Calculator giving wrong answer to compound interest problem.

[davidneedsmathhelp]

I am using this formula to calculate compound interest.

A = P (1 + r/n)^(nt)

Find the accumulated value of an investment of $10,000 for 7 years at an interest rate of 4.5% compounding semiannually.

When I divide 0.045 by 2, add 1, raise the result to the 9th power, and finally multiply 10000 by that result, I am getting 12,217.15, rounding to the nearest cent. The answer should be 13,654.83

Can someone tell me what I am doing wrong? Thanks!

 

[JeffM]

Why are you dividing 0.045 by 2? Does the problem specify semi-annual compounding? (If so, you need to say so explicitly. We ask that you give problems exactly and completely.)

Assuming that we are dealing with semi-annual compounding, in which case dividing by 2 is correct, why are you raising to the NINTH power? How many semi-annual periods are there in seven years?

 

[davidneedsmathhelp]

Why are you dividing 0.045 by 2? Does the problem specify semi-annual compounding? (If so, you need to say so explicitly. We ask that you give problems exactly and completely.)

Assuming that we are dealing with semi-annual compounding, in which case dividing by 2 is correct, why are you raising to the NINTH power?

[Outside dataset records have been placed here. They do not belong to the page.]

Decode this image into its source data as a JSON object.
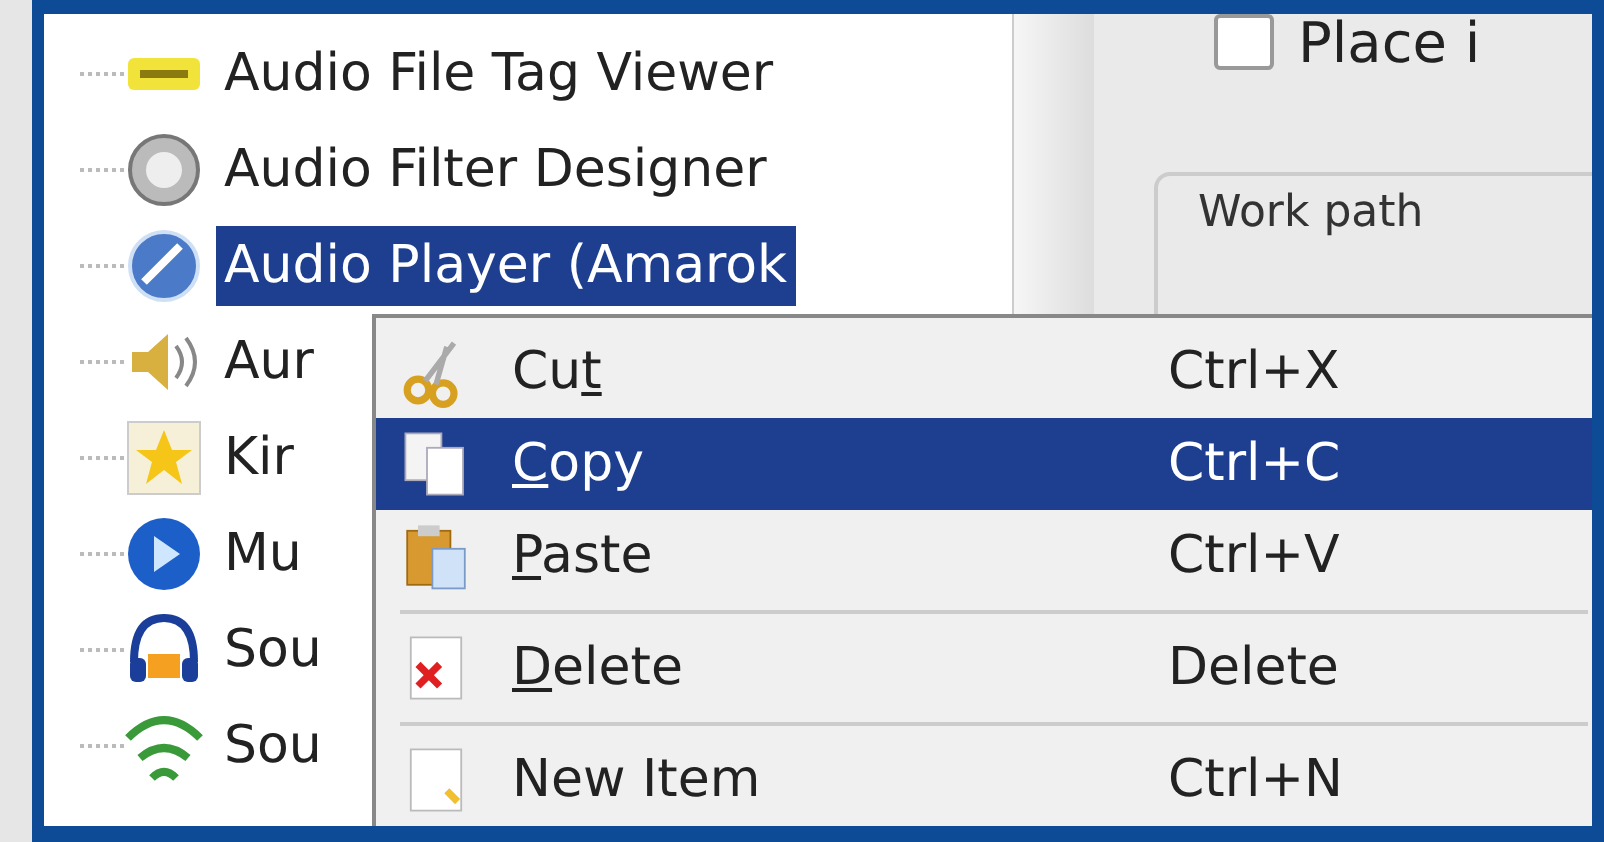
{
  "tree": {
    "items": [
      {
        "label": "Audio File Tag Viewer",
        "selected": false
      },
      {
        "label": "Audio Filter Designer",
        "selected": false
      },
      {
        "label": "Audio Player (Amarok",
        "selected": true
      },
      {
        "label": "Aur",
        "selected": false
      },
      {
        "label": "Kir",
        "selected": false
      },
      {
        "label": "Mu",
        "selected": false
      },
      {
        "label": "Sou",
        "selected": false
      },
      {
        "label": "Sou",
        "selected": false
      }
    ]
  },
  "options": {
    "checkbox": {
      "label": "Place i",
      "checked": false
    },
    "group_label": "Work path"
  },
  "context_menu": {
    "entries": [
      {
        "kind": "item",
        "before": "Cu",
        "mnemonic": "t",
        "shortcut": "Ctrl+X",
        "selected": false
      },
      {
        "kind": "item",
        "mnemonic": "C",
        "after": "opy",
        "shortcut": "Ctrl+C",
        "selected": true
      },
      {
        "kind": "item",
        "mnemonic": "P",
        "after": "aste",
        "shortcut": "Ctrl+V",
        "selected": false
      },
      {
        "kind": "separator"
      },
      {
        "kind": "item",
        "mnemonic": "D",
        "after": "elete",
        "shortcut": "Delete",
        "selected": false
      },
      {
        "kind": "separator"
      },
      {
        "kind": "item",
        "before": "New Item",
        "shortcut": "Ctrl+N",
        "selected": false
      }
    ]
  }
}
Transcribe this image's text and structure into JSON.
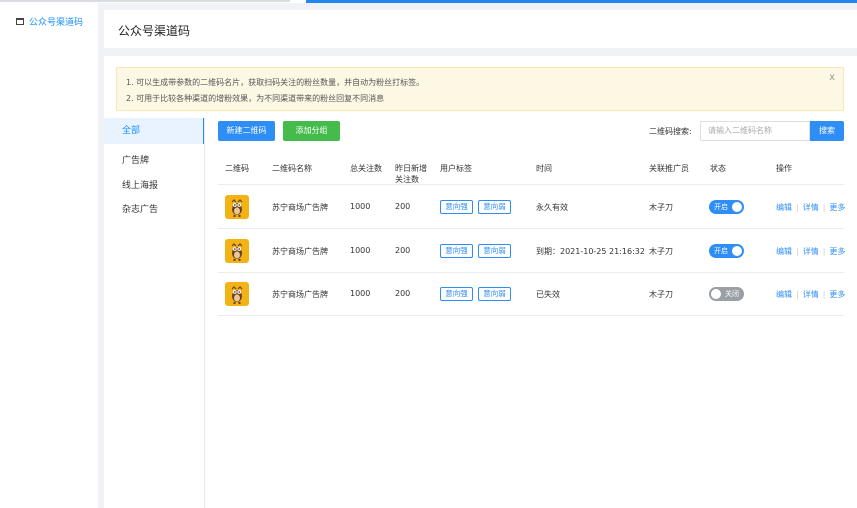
{
  "nav": {
    "item_label": "公众号渠道码"
  },
  "header": {
    "title": "公众号渠道码"
  },
  "notice": {
    "line1": "1. 可以生成带参数的二维码名片，获取扫码关注的粉丝数量，并自动为粉丝打标签。",
    "line2": "2. 可用于比较各种渠道的增粉效果，为不同渠道带来的粉丝回复不同消息",
    "close": "x"
  },
  "groups": [
    "全部",
    "广告牌",
    "线上海报",
    "杂志广告"
  ],
  "toolbar": {
    "new_label": "新建二维码",
    "add_group_label": "添加分组",
    "search_label": "二维码搜索:",
    "search_placeholder": "请输入二维码名称",
    "search_button": "搜索"
  },
  "table": {
    "headers": {
      "qr": "二维码",
      "name": "二维码名称",
      "total": "总关注数",
      "new1": "昨日新增",
      "new2": "关注数",
      "tags": "用户标签",
      "time": "时间",
      "promoter": "关联推广员",
      "status": "状态",
      "ops": "操作"
    },
    "rows": [
      {
        "name": "苏宁商场广告牌",
        "total": "1000",
        "new": "200",
        "tag1": "意向强",
        "tag2": "意向弱",
        "time": "永久有效",
        "promoter": "木子刀",
        "status": "开启",
        "on": true
      },
      {
        "name": "苏宁商场广告牌",
        "total": "1000",
        "new": "200",
        "tag1": "意向强",
        "tag2": "意向弱",
        "time": "到期：2021-10-25 21:16:32",
        "promoter": "木子刀",
        "status": "开启",
        "on": true
      },
      {
        "name": "苏宁商场广告牌",
        "total": "1000",
        "new": "200",
        "tag1": "意向强",
        "tag2": "意向弱",
        "time": "已失效",
        "promoter": "木子刀",
        "status": "关闭",
        "on": false
      }
    ],
    "ops": {
      "edit": "编辑",
      "detail": "详情",
      "more": "更多"
    }
  },
  "colors": {
    "primary": "#2e8ef5",
    "green": "#45bb4b",
    "notice_bg": "#fdf8e4",
    "qr_bg": "#f3b315"
  }
}
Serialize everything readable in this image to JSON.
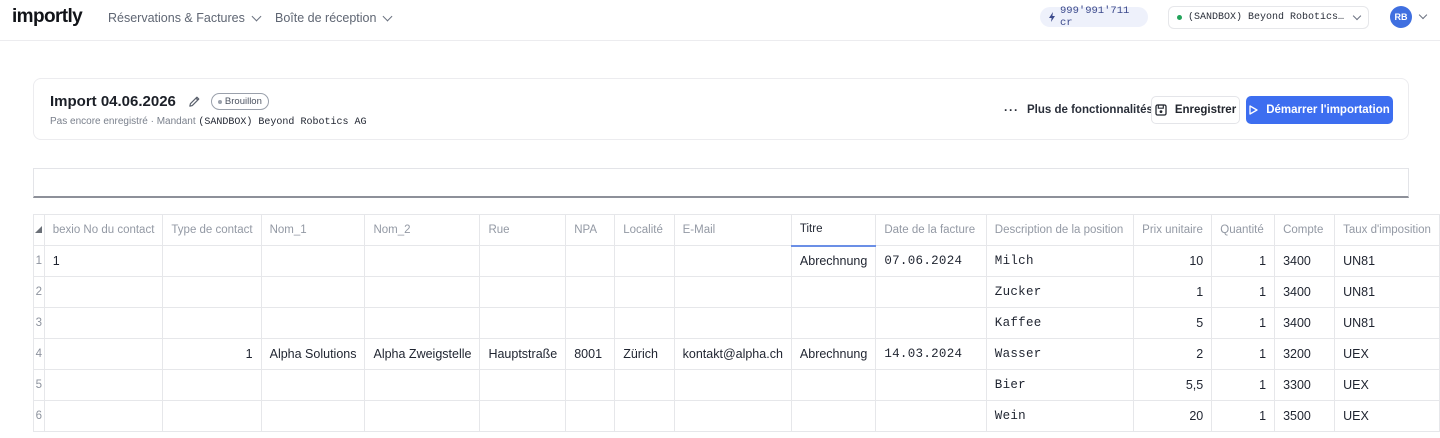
{
  "app": {
    "logo": "importly"
  },
  "nav": {
    "items": [
      {
        "label": "Réservations & Factures"
      },
      {
        "label": "Boîte de réception"
      }
    ],
    "credits": "999'991'711 cr",
    "tenant": "(SANDBOX) Beyond Robotics AG",
    "avatar_initials": "RB"
  },
  "import": {
    "title": "Import 04.06.2026",
    "status_badge": "Brouillon",
    "subtitle_prefix": "Pas encore enregistré · Mandant",
    "mandant": "(SANDBOX) Beyond Robotics AG",
    "more_label": "Plus de fonctionnalités",
    "save_label": "Enregistrer",
    "start_label": "Démarrer l'importation"
  },
  "editor": {
    "value": ""
  },
  "grid": {
    "columns": [
      "bexio No du contact",
      "Type de contact",
      "Nom_1",
      "Nom_2",
      "Rue",
      "NPA",
      "Localité",
      "E-Mail",
      "Titre",
      "Date de la facture",
      "Description de la position",
      "Prix unitaire",
      "Quantité",
      "Compte",
      "Taux d'imposition"
    ],
    "active_column": "Titre",
    "rows": [
      {
        "num": "1",
        "cells": [
          "1",
          "",
          "",
          "",
          "",
          "",
          "",
          "",
          "Abrechnung",
          "07.06.2024",
          "Milch",
          "10",
          "1",
          "3400",
          "UN81"
        ]
      },
      {
        "num": "2",
        "cells": [
          "",
          "",
          "",
          "",
          "",
          "",
          "",
          "",
          "",
          "",
          "Zucker",
          "1",
          "1",
          "3400",
          "UN81"
        ]
      },
      {
        "num": "3",
        "cells": [
          "",
          "",
          "",
          "",
          "",
          "",
          "",
          "",
          "",
          "",
          "Kaffee",
          "5",
          "1",
          "3400",
          "UN81"
        ]
      },
      {
        "num": "4",
        "cells": [
          "",
          "1",
          "Alpha Solutions",
          "Alpha Zweigstelle",
          "Hauptstraße",
          "8001",
          "Zürich",
          "kontakt@alpha.ch",
          "Abrechnung",
          "14.03.2024",
          "Wasser",
          "2",
          "1",
          "3200",
          "UEX"
        ]
      },
      {
        "num": "5",
        "cells": [
          "",
          "",
          "",
          "",
          "",
          "",
          "",
          "",
          "",
          "",
          "Bier",
          "5,5",
          "1",
          "3300",
          "UEX"
        ]
      },
      {
        "num": "6",
        "cells": [
          "",
          "",
          "",
          "",
          "",
          "",
          "",
          "",
          "",
          "",
          "Wein",
          "20",
          "1",
          "3500",
          "UEX"
        ]
      }
    ]
  },
  "colors": {
    "accent": "#3d6ef0",
    "credits_bg": "#eef1fb",
    "tenant_dot": "#22a35a",
    "avatar_bg": "#3f6fe0"
  }
}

How many semi-annual periods are there in seven years?

Hi Jeff. I am raising to the 9th power because t = 7, and n = 2 (semiannual). I believe the exponent product rule is a^m * a^n =a^m+n

When I multiply the exponent 7 and 2 instead of adding them, I am getting the correct answer. Silly mistake by me, I appreciate the help.

 

[tkhunny]

7 * 2 = 14

 

[asiacup2025]

Hi David,

It looks like the issue is with the exponent you’re using. For compound interest, the formula is A = P(1 + r/n)^(n×t). Since the interest is compounded semiannually, n = 2, and for 7 years, the exponent should be 2 × 7 = 14, not 9. That’s why your result is too low.

Also, when checking your numbers or rounding intermediate steps, a tool like a Rounding Calculator can be really useful to make sure your calculations are accurate before multiplying by the principal. It helps avoid small errors that can grow in compound interest problems.

 

[Dr.Peterson]

Hi David,

David hasn't been on the site in almost 7 years. Why are you bothering to answer?

It looks like the issue is with the exponent you’re using. For compound interest, the formula is A = P(1 + r/n)^(n×t). Since the interest is compounded semiannually, n = 2, and for 7 years, the exponent should be 2 × 7 = 14, not 9. That’s why your result is too low.

The question was already answered; he knows (if he remembers after all this time) that his mistake was to add rather than multiply:

Hi Jeff. I am raising to the 9th power because t = 7, and n = 2 (semiannual). I believe the exponent product rule is a^m * a^n =a^m+n

When I multiply the exponent 7 and 2 instead of adding them, I am getting the correct answer. Silly mistake by me, I appreciate the help.

What someone should have pointed out is that he was thinking the formula calls for multiplying two powers (a^m * a^n), when in fact it calls for using the product of two numbers as a single exponent: A = P (1 + r/n)^(nt). Hopefully he realized that a^(nt) is not the same as a^n a^t = a^(n+t).

Also, when checking your numbers or rounding intermediate steps, a tool like a Rounding Calculator can be really useful to make sure your calculations are accurate before multiplying by the principal. It helps avoid small errors that can grow in compound interest problems.

Are you just advertising that site? It's utterly irrelevant to this problem; actually, you should never round intermediate steps! You should round only at the end (to the nearest cent, presumably).

The site also neglects the most important thing: how to decide which rounding method is appropriate to a particular problem. Why describe ten methods (though you only support five) without explaining that?